Markus 9,17-27: Sich in den Glauben Jesu betten

Predigttext Mk 9,17-27

Und sie kamen zu den Jüngern und sahen eine große Menge um sie herum und Schriftgelehrte, die mit ihnen stritten. Und sobald die Menge ihn sah, entsetzten sich alle, liefen herbei und grüßten ihn. Und er fragte sie: Was streitet ihr mit ihnen? Einer aber aus der Menge antwortete: Meister, ich habe meinen Sohn hergebracht zu dir, der hat einen sprachlosen Geist. Und wo er ihn erwischt, reißt er ihn; und er hat Schaum vor dem Mund und knirscht mit den Zähnen und wird starr. Und ich habe mit deinen Jüngern geredet, dass sie ihn austreiben sollen, und sie konnten’s nicht. Er aber antwortete ihnen und sprach: O du ungläubiges Geschlecht, wie lange soll ich bei euch sein? Wie lange soll ich euch ertragen? Bringt ihn her zu mir!
Und sie brachten ihn zu ihm. Und sogleich, als ihn der Geist sah, riss er ihn. Und er fiel auf die Erde, wälzte sich und hatte Schaum vor dem Mund. Und Jesus fragte seinen Vater: Wie lange ist’s, dass ihm das widerfährt? Er sprach: Von Kind auf. Und oft hat er ihn ins Feuer und ins Wasser geworfen, dass er ihn umbrächte. Wenn du aber etwas kannst, so erbarme dich unser und hilf uns! Jesus aber sprach zu ihm: Du sagst: Wenn du kannst – alle Dinge sind möglich dem, der da glaubt. Sogleich schrie der Vater des Kindes: Ich glaube; hilf meinem Unglauben!
Als nun Jesus sah, dass das Volk herbeilief, bedrohte er den unreinen Geist und sprach zu ihm: Du sprachloser und tauber Geist, ich gebiete dir: Fahre von ihm aus und fahre nicht mehr in ihn hinein! Da schrie er und riss ihn sehr und fuhr aus. Und der Knabe lag da wie tot, sodass die Menge sagte: Er ist tot. Jesus aber ergriff ihn bei der Hand und richtete ihn auf, und er stand auf.
Und als er heimkam, fragten ihn seine Jünger für sich allein: Warum konnten wir ihn nicht austreiben? Und er sprach: Diese Art kann durch nichts ausfahren als durch Beten.

Soweit der Predigttext.

Säuglinge vertragen noch keine feste Nahrung. Erst größere Kinder können sie ohne Schwierigkeiten zu sich nehmen. Schon seit Paulus wird diese Alltagserfahrung genutzt, um über den Glauben der Menschen in der Gemeinde Wichtiges zu sagen. Manche Christen, vor allem dann, wenn sie erst kurz zum Glauben gekommen sind, vertragen nur Glaubensmilch. Andere, wenn sie schon länger glauben und einen großen Teil ihres Lebens mit Gott gelebt haben, vertragen schon härtere Speise. Was wir mit unserem Text vor uns liegen haben, ist härtere Speise. Das wird allein schon durch das schwer zu verstehende Wort des Vaters gezeigt: Ich glaube, hilf meinem Unglauben. Auch Jesu Antwort ist schwer zu verstehen: Alles kann, wer glaubt.

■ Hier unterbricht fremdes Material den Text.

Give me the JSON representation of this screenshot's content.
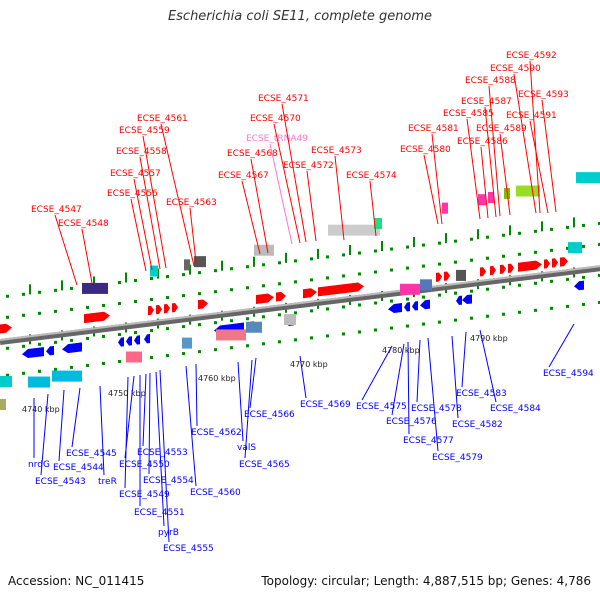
{
  "title": "Escherichia coli SE11, complete genome",
  "footer": {
    "accession": "Accession: NC_011415",
    "summary": "Topology: circular; Length: 4,887,515 bp; Genes: 4,786"
  },
  "colors": {
    "plus_strand": "#ff0000",
    "minus_strand": "#0000ff",
    "trna": "#ff77cc",
    "backbone": "#888888",
    "tick": "#008800"
  },
  "scale_labels": [
    "4740 kbp",
    "4750 kbp",
    "4760 kbp",
    "4770 kbp",
    "4780 kbp",
    "4790 kbp"
  ],
  "top_labels": [
    {
      "text": "ECSE_4547",
      "kind": "gene"
    },
    {
      "text": "ECSE_4548",
      "kind": "gene"
    },
    {
      "text": "ECSE_4556",
      "kind": "gene"
    },
    {
      "text": "ECSE_4557",
      "kind": "gene"
    },
    {
      "text": "ECSE_4558",
      "kind": "gene"
    },
    {
      "text": "ECSE_4559",
      "kind": "gene"
    },
    {
      "text": "ECSE_4561",
      "kind": "gene"
    },
    {
      "text": "ECSE_4563",
      "kind": "gene"
    },
    {
      "text": "ECSE_4567",
      "kind": "gene"
    },
    {
      "text": "ECSE_4568",
      "kind": "gene"
    },
    {
      "text": "ECSE_tRNA49",
      "kind": "trna"
    },
    {
      "text": "ECSE_4570",
      "kind": "gene"
    },
    {
      "text": "ECSE_4571",
      "kind": "gene"
    },
    {
      "text": "ECSE_4572",
      "kind": "gene"
    },
    {
      "text": "ECSE_4573",
      "kind": "gene"
    },
    {
      "text": "ECSE_4574",
      "kind": "gene"
    },
    {
      "text": "ECSE_4580",
      "kind": "gene"
    },
    {
      "text": "ECSE_4581",
      "kind": "gene"
    },
    {
      "text": "ECSE_4585",
      "kind": "gene"
    },
    {
      "text": "ECSE_4586",
      "kind": "gene"
    },
    {
      "text": "ECSE_4587",
      "kind": "gene"
    },
    {
      "text": "ECSE_4588",
      "kind": "gene"
    },
    {
      "text": "ECSE_4589",
      "kind": "gene"
    },
    {
      "text": "ECSE_4590",
      "kind": "gene"
    },
    {
      "text": "ECSE_4591",
      "kind": "gene"
    },
    {
      "text": "ECSE_4592",
      "kind": "gene"
    },
    {
      "text": "ECSE_4593",
      "kind": "gene"
    }
  ],
  "bottom_labels": [
    {
      "text": "nrdG"
    },
    {
      "text": "ECSE_4543"
    },
    {
      "text": "ECSE_4544"
    },
    {
      "text": "ECSE_4545"
    },
    {
      "text": "treR"
    },
    {
      "text": "ECSE_4549"
    },
    {
      "text": "ECSE_4550"
    },
    {
      "text": "ECSE_4551"
    },
    {
      "text": "ECSE_4553"
    },
    {
      "text": "ECSE_4554"
    },
    {
      "text": "pyrB"
    },
    {
      "text": "ECSE_4555"
    },
    {
      "text": "ECSE_4560"
    },
    {
      "text": "ECSE_4562"
    },
    {
      "text": "valS"
    },
    {
      "text": "ECSE_4565"
    },
    {
      "text": "ECSE_4566"
    },
    {
      "text": "ECSE_4569"
    },
    {
      "text": "ECSE_4575"
    },
    {
      "text": "ECSE_4576"
    },
    {
      "text": "ECSE_4577"
    },
    {
      "text": "ECSE_4578"
    },
    {
      "text": "ECSE_4579"
    },
    {
      "text": "ECSE_4582"
    },
    {
      "text": "ECSE_4583"
    },
    {
      "text": "ECSE_4584"
    },
    {
      "text": "ECSE_4594"
    }
  ]
}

Wir Menschen beten normalerweise: Gott, ich danke dir für dies und das …; Gott, ich bitte dich für dies und das … So wollte auch der Vater Jesus um seinen kranken Sohn bitten: Jesus, heile ihn. Doch das kann er nicht mehr. Die Zweifel haben sich eingestellt. Er kann nicht mehr so naiv und voller Vertrauen bitten. Was soll er machen? Soll er weggehen, weil seine Zweifel an die Macht Jesu übergroß geworden sind? Soll er weggehen, weil seine Hoffnungslosigkeit die Überhand gewonnen hat? Nein, er ist so voller Zweifel, so hoffnungslos, dass er nicht einmal mehr die Kraft hat, von Jesus wegzugehen. Wie sein Junge zusammenbricht, so bricht auch der Vater vor Jesus zusammen, wenn er ruft: Ich glaube! Hilf meinem Unglauben! Er kann nicht mehr. Er weiß nicht, was er tut, glauben, nicht glauben, was ist mit ihm, was geschieht in ihm? Er kennt sich selbst nicht mehr. Nichts ist mehr in ihm, nur der Schrei: Ich glaube, hilf meinem Unglauben. Der Vater bettet sich mit seinem Unglauben im Glauben, mit seiner Hoffnungslosigkeit in Hoffnung, mit seiner Angst in Zuversicht ganz in Jesus Christus ein. Es geht auf einmal nicht mehr um ihn, sondern nur noch um Jesus Christus, auf ihn schaut er in seiner Glaubenslosigkeit, Hoffnungslosigkeit und Angst. Er erwartet nicht mehr von seinem Glauben etwas, von seiner Hoffnung und Zuversicht, sondern er erwartet alles, aber auch alles von Jesus. Und das zu hören ist schwer. Zu hören, wie ein Mensch sich ganz Jesus Christus ausliefert, ist für manche unvorstellbar und nicht zu akzeptieren. Das ist feste Speise für Menschen, die schon länger im Glauben stehen: Man muss sich ganz aufgeben lernen, sich ganz Jesus Christus ausliefern lernen. Wir behalten immer gerne noch die Oberhand: Ich bin immer gerne ein wenig stark – auch vor Gott. Ich fordere von ihm dies und das, das heißt, ich weiß mich als Herr meines Lebens. Ich klage ihm dies und das, das heißt: Ich stelle mich ins Zentrum. Sich vor Jesus Christus ganz gehen lassen, los lassen können: das ist hart. Das ist ein Stückchen Sterben lernen, um dann mit Jesus Christus aufzuerstehen ins ewige Leben.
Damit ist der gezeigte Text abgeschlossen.